For more than a century, presidents followed Jefferson’s tradition of written messages. Woodrow Wilson restarted the in-person address to Congress, but ill health following his stroke meant he delivered his 1919 and 1920 messages in writing. Two of Wilson’s successors, Calvin “Silent Cal” Coolidge and Herbert Hoover, also employed written messages.
Only since Franklin Roosevelt have presidents regularly addressed Congress every year. In 1965, Lyndon Johnson moved the State of the Union speech to prime time, where it became a major event on the political calendar. The move coincided with the Great Society’s growth of government and a commensurate rise in presidential power—a rise members of Congress, as participants in a co-equal branch of government, should seek to thwart, not encourage.

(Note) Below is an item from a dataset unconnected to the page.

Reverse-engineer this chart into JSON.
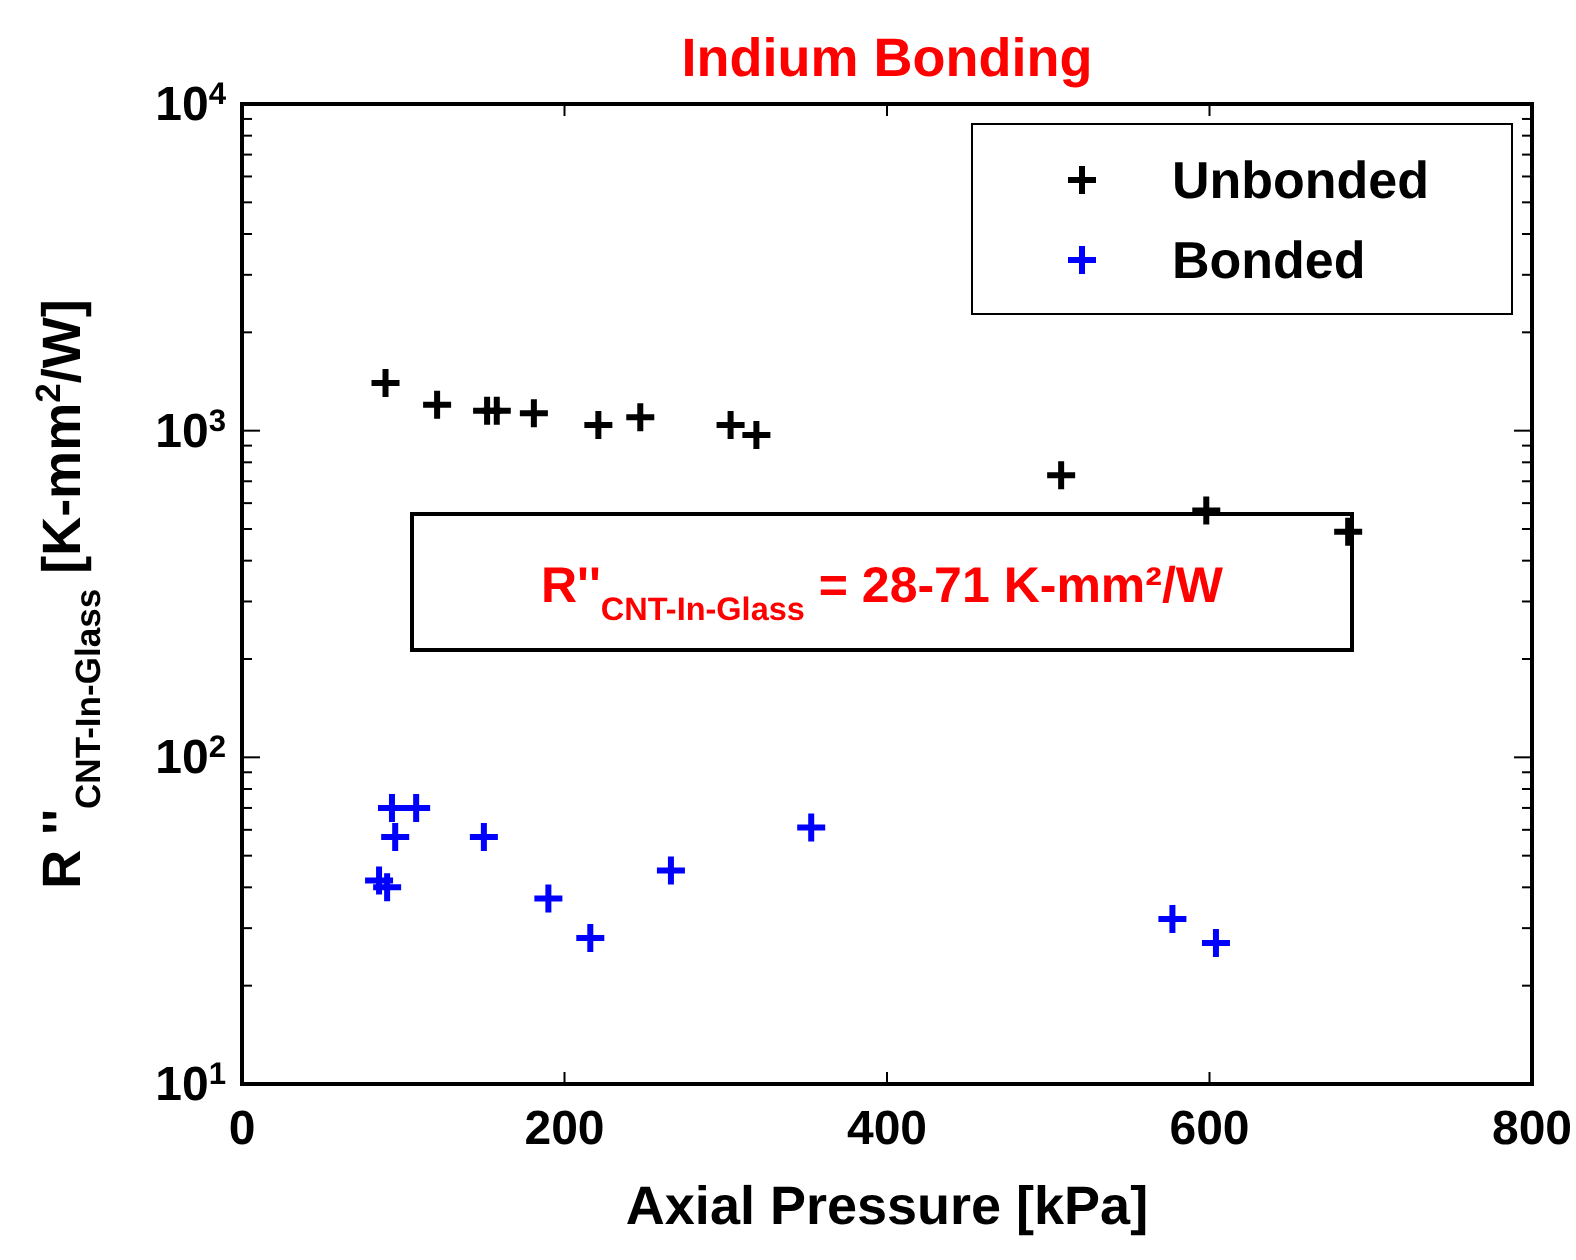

After all, the president proposes, but Congress disposes. So why should Congress spend 90 minutes listening to a president tell them what to do?
Nix the Pep Rally
Republicans should start the process of ending in-person State of the Union messages. House Minority Leader Kevin McCarthy, R-California, should publicly announce an intention to end the practice, giving him a mandate in the event Republicans retake control of the House in next year’s midterm election.
The address has become an opportunity for grandstanding and partisan arguments that deliver little substance, prompt childish behavior from members of Congress, and generate more light than heat. Even the practice of recognizing Americans in the balcony during the address—begun by President Reagan in his 1982 speech—technically breaches the House’s rules of decorum.
(Clause 7 of Rule XVII of the House requires: “During a session of the House, it shall not be in order…to introduce to or to bring to the attention of the House an occupant in the galleries of the House. The Speaker may not entertain a request for the suspension of this rule.”)
Too many lawmakers have used presidential addresses to beclown themselves and the institution they represent. Congress should do all of us a favor by depriving themselves of the opportunity to continue.